We will re-examine two popular use-cases of Bayesian approaches: model selection, and robustness to distribution shifts.
The marginal likelihood (Bayesian evidence) provides a distinctive approach to resolving foundational scientific questions --- "how can we choose between models that are entirely consistent with any data?" and "how can we learn hyperparameters or correct ground truth constraints, such as intrinsic dimensionalities, or symmetries, if our training loss doesn't select for them?". There are compelling arguments that the marginal likelihood automatically encodes Occam's razor. There are also widespread practical applications, including the variational ELBO for hyperparameter learning. However, we will discuss how the marginal likelihood is answering a fundamentally different question than "will my trained model provide good generalization?". We consider the discrepancies and their significant practical implications in detail, as well as possible resolutions.

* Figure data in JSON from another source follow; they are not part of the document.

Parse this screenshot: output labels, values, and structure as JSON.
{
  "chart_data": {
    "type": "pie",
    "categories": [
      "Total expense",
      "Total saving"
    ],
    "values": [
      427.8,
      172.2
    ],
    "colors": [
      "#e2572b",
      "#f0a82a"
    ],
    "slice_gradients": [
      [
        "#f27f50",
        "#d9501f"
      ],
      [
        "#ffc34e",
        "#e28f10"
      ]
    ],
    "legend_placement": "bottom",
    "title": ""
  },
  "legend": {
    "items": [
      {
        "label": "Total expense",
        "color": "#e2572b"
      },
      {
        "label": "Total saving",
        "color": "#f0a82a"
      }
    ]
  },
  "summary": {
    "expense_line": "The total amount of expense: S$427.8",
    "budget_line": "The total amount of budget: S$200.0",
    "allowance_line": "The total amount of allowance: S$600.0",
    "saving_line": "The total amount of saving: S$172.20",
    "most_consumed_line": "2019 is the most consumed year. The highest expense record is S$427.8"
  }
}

Moreover, it is often thought that Bayesian methods, representing epistemic uncertainty, ought to have more reasonable predictive distributions under covariate shift, since these points will be far from our data manifold. However, we were surprised to find that high quality approximate Bayesian inference often leads to significantly decreased generalization performance. To understand these findings, we investigate fundamentally why Bayesian model averaging can deteriorate predictive performance under distribution and covariate shifts, and provide several remedies based on this understanding.